Основания к тому имелись. При отходе обозленные фашисты часто минировали не только склады, дома, но и могилы. Не гнушались иногда оставлять отравленное продовольствие и спиртное. Версия эта все более укреплялась, так как опрошенные жители не помнили никаких похорон. Они только рассказали, что весной 1942 года немцы зажали на колхозном дворе каких-то окруженцев и сражались с ними около суток. Видели также, что после боя вели к штабной машине одного израненного русского. Переночевав, отряд вражеских войск ушел, оставив свежую могилу у церкви со странным обелиском и каской. Когда колонна вражеских машин выстроилась к маршу, на церковном пригорке, как табунок воробушков, собрались вездесущие мальчишки. К ним подошел немецкий ефрейтор или вахтмайстер с крестами и рубцом через все лицо.

«Наискосок его рубануло, – рассказывал один деревенский паренек. – Подошел ён к нам и стал на губной гармошке играть. А потом на пальцах фокусы показывать. Робята смеются. Ён раза два оглядывается – не смотрит ли ахвицер, а потом поглядел на нас так сурьезно и глазами на ту могилу с каской зырк-зырк. Показывает, значит. Мы ничего, молчок, – что дальше будет… А ён нам: «Рус мальшык, карош рус мальшык, слюшай – тут могил и железный шапок не трогайт, не подходиль… Там есть пп-у-ф». Заминировано, значит – мы сразу догадались. А ён тогда гармошку к губе – да марш как заиграет! И пошел, пошел к машине…»

Предупреждение о минах подействовало. Жители обходили обелиск стороной.

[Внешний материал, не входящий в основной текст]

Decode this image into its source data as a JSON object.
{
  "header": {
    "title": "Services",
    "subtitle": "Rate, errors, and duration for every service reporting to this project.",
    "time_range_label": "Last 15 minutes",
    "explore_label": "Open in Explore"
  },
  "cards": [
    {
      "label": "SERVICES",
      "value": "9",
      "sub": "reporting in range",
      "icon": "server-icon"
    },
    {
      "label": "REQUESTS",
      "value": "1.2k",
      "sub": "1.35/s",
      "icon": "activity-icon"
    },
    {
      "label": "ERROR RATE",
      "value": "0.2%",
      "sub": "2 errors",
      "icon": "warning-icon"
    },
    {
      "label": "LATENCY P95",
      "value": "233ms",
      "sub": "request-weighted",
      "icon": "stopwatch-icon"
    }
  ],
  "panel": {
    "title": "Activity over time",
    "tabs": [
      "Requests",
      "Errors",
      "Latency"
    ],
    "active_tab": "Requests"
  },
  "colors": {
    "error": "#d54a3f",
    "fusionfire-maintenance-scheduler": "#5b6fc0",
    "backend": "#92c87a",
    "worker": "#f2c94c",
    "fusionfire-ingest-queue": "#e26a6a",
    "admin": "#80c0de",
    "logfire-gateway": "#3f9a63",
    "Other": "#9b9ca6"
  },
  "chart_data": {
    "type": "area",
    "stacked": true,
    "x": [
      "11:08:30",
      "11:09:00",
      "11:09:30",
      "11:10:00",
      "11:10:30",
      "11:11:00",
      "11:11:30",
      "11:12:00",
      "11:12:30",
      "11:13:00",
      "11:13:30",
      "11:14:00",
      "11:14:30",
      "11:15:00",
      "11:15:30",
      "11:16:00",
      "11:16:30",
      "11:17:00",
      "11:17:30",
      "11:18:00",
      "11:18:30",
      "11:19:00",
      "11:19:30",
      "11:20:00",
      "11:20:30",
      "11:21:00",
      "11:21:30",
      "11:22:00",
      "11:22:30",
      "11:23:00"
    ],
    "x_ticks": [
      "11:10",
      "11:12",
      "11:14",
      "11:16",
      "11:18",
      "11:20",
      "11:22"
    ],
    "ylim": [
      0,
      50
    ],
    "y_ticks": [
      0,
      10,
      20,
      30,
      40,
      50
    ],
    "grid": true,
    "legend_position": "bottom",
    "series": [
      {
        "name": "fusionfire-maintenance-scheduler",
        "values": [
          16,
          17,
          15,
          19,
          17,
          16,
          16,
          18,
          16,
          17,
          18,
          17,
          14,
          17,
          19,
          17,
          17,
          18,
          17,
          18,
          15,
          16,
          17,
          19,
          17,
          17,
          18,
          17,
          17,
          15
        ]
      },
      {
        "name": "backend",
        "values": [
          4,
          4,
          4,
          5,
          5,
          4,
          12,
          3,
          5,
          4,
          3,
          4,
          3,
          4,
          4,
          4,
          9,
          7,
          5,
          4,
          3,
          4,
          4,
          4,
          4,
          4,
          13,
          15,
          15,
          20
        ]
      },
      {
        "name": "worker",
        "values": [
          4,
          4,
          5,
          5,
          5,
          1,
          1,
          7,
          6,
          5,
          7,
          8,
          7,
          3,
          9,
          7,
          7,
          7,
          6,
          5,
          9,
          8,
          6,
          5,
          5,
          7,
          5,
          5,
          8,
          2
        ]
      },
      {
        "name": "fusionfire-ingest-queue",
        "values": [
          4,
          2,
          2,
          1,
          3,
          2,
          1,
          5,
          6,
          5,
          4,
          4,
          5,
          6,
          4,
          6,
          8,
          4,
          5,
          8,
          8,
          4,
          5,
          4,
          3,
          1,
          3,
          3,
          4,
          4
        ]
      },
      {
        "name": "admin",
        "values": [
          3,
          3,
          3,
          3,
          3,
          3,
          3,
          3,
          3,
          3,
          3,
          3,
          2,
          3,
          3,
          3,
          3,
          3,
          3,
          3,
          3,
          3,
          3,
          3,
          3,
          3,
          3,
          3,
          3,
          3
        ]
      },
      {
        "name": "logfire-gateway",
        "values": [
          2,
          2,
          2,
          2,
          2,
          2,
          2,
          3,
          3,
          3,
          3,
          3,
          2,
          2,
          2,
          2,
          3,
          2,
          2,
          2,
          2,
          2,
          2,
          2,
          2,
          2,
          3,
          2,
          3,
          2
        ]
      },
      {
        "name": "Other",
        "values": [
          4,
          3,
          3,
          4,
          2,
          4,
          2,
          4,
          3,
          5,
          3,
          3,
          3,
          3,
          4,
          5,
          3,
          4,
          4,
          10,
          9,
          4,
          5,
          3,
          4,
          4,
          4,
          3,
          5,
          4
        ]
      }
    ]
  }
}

Наши войска, освободив край, наткнулись на эту загадку, особенно она никого не интересовала: мина так мина. Мало ли мин понатыкано на нашей земле. Но когда какому-то проезжему старшине, не предупрежденному населением, вздумалось сбить поржавевшую каску и под ней оказалась таинственная надпись, молва пошла по всему фронту.

Дело в том, что действительно был такой командарм генерал-лейтенант Сиборов. Командовал он армией, находившейся на самом острие удара наших войск в январе 1942 года. Как стальным шилом, проткнул он своей ударной группой носорожью шкуру вражеского фронта. И устремился вперед, в обход Вязьмы с юго-востока. Но вражеское командование срезало узкий клинышек «под корешок». Сиборов с ударной группой очутился в тылу врага. В полном окружении. Семь суток прорывался он к своим на участке правого соседа. Затем связь пропала. Канонада и пожары, наблюдаемые не слишком ретивым соседом, удалялись все дальше и дальше на Запад. А затем совсем исчезли. Наступило затишье.

В тот день, когда наши саперы, возглавляемые большим начальником, раскапывали могилу генерала, Зуеву представлялось, что все участники героической эпопеи погибли. Естественно, что сейчас, ночью, на Курской дуге, слова, сказанные командиром саперов: «мы, сиборовцы», вызвали у него бурю воспоминаний и острый интерес к собеседнику. Ведь он наверняка многое знает о последних днях и минутах группы генерала Сиборова, могилу которого он, Зуев, помогал раскапывать саперам.

– Слыхали, слыхали мы на Западном о таких, – сказал Зуев. – Так ты тоже из сиборовцев? Постой, постой, как ты рапортовал? «Старший лейтенант Иванов…» Ну и ну… Тесная земля стала, если мы тут встретились. Теперь нам не спать до полуночи… Вали, друг сиборовец, докладывай все по порядку… А ты, Шамраище, слушай, не перебивай. Это, брат, такая история – и внуки о ней не забудут. Да подбрось дровишек в костер..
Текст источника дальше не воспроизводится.